A Pepe intentaron volverlo loco. Lo enterraron en aljibes durante casi 14 años. Lo aislaron de todo. Lo condenaron a la oscuridad, al tedio, a no poder leer. Y en lugar de enloquecer, ahondó en sí mismo. Aprendió a escuchar a las hormigas. A comunicarse con los bichos. Más de 4000 días de encierro, de silencio absoluto, sin libros, sin contacto, apenas con visitas esporádicas de su madre o, cada tanto, con Eleuterio Fernández Huidobro, “El Ñato”, o con Mauricio Rosencof, si coincidían en cercanía.
Y de ese intento de destruirlo emergió alguien transformado. Alguien que había conocido el abismo —el propio— y brotó como un yuyo pertinaz, como una entidad nacida de la tierra, sin odio, con una sabiduría que solo puede otorgar la experiencia extrema. Se convirtió en la voz de un pueblo.
Pienso en otros rehenes. Muchos de ellos, hombres y mujeres que pasaron por ese infierno, salieron siendo personas extraordinarias. Como Henry Engler, que desde esa soledad se convirtió en uno de los científicos más importantes del mundo. O Raúl Sendic, fallecido en 1989, líder histórico del Movimiento de Liberación Nacional, que tanto le enseñó a Pepe. O el Ñato, un ser de una mente prodigiosa. O Rosencof, con quien hablamos hace unas horas y que atraviesa hoy un dolor inmenso.

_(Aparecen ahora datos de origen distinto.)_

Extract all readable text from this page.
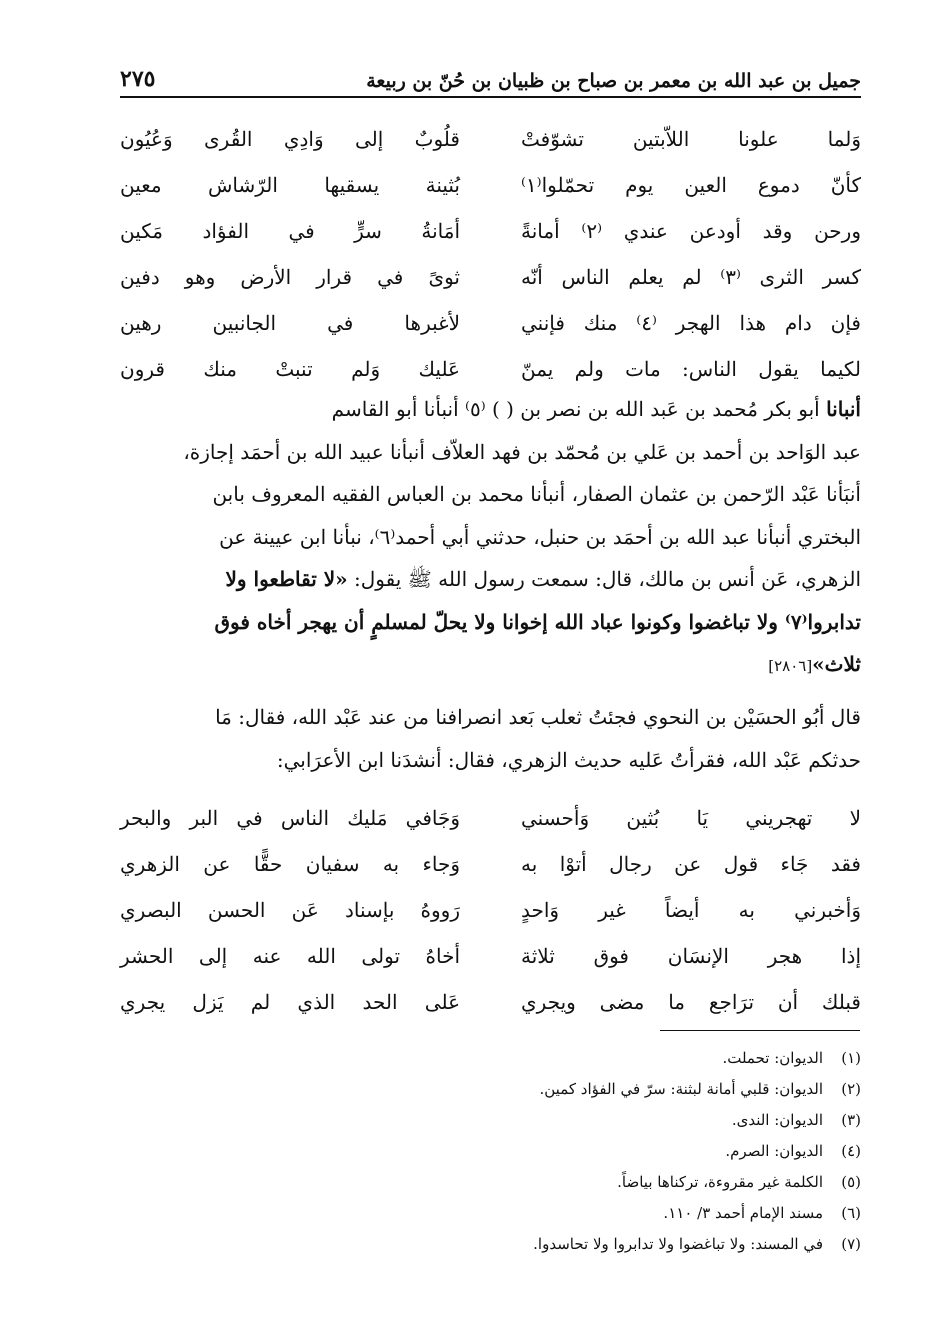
جميل بن عبد الله بن معمر بن صباح بن ظبيان بن حُنّ بن ربيعة
٢٧٥
وَلما علونا اللاّبتين تشوّفتْ
قلُوبٌ إلى وَادِي القُرى وَعُيُون
كأنّ دموع العين يوم تحمّلوا⁽١⁾
بُثينة يسقيها الرّشاش معين
ورحن وقد أودعن عندي ⁽٢⁾ أمانةً
أمَانةُ سرٍّ في الفؤاد مَكين
كسر الثرى ⁽٣⁾ لم يعلم الناس أنّه
ثوىً في قرار الأرض وهو دفين
فإن دام هذا الهجر ⁽٤⁾ منك فإنني
لأغبرها في الجانبين رهين
لكيما يقول الناس: مات ولم يمنّ
عَليك وَلم تنبتْ منك قرون
أنبانا أبو بكر مُحمد بن عَبد الله بن نصر بن ( ) ⁽٥⁾ أنبأنا أبو القاسم
عبد الوَاحد بن أحمد بن عَلي بن مُحمّد بن فهد العلاّف أنبأنا عبيد الله بن أحمَد إجازة،
أنبَأنا عَبْد الرّحمن بن عثمان الصفار، أنبأنا محمد بن العباس الفقيه المعروف بابن
البختري أنبأنا عبد الله بن أحمَد بن حنبل، حدثني أبي أحمد⁽٦⁾، نبأنا ابن عيينة عن
الزهري، عَن أنس بن مالك، قال: سمعت رسول الله ﷺ يقول: «لا تقاطعوا ولا
تدابروا⁽٧⁾ ولا تباغضوا وكونوا عباد الله إخوانا ولا يحلّ لمسلمٍ أن يهجر أخاه فوق
ثلاث»[٢٨٠٦]
قال أبُو الحسَيْن بن النحوي فجئتُ ثعلب بَعد انصرافنا من عند عَبْد الله، فقال: مَا
حدثكم عَبْد الله، فقرأتُ عَليه حديث الزهري، فقال: أنشدَنا ابن الأعرَابي:
لا تهجريني يَا بُثين وَأحسني
وَجَافي مَليك الناس في البر والبحر
فقد جَاء قول عن رجال أتوْا به
وَجاء به سفيان حقًّا عن الزهري
وَأخبرني به أيضاً غير وَاحدٍ
رَووهُ بإسناد عَن الحسن البصري
إذا هجر الإنسَان فوق ثلاثة
أخاهُ تولى الله عنه إلى الحشر
قبلك أن ترَاجع ما مضى ويجري
عَلى الحد الذي لم يَزل يجري
(١)الديوان: تحملت.
(٢)الديوان: قلبي أمانة لبثنة: سرّ في الفؤاد كمين.
(٣)الديوان: الندى.
(٤)الديوان: الصرم.
(٥)الكلمة غير مقروءة، تركناها بياضاً.
(٦)مسند الإمام أحمد ٣/ ١١٠.
(٧)في المسند: ولا تباغضوا ولا تدابروا ولا تحاسدوا.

Pepe salió de allí sin odio, capaz de liderar, de transformarse desde el silencio en la voz colectiva. Parecía magia. Como un destino imposible. Como decía el Ñato: “Ni el más fantástico de los escritores podría haber imaginado una épica como esta”.
Así que, si la vida es la aventura de las moléculas —como decía Pepe—, la épica que escribieron sus moléculas fue una de las más hermosas, profundas y conmovedoras que hayamos presenciado.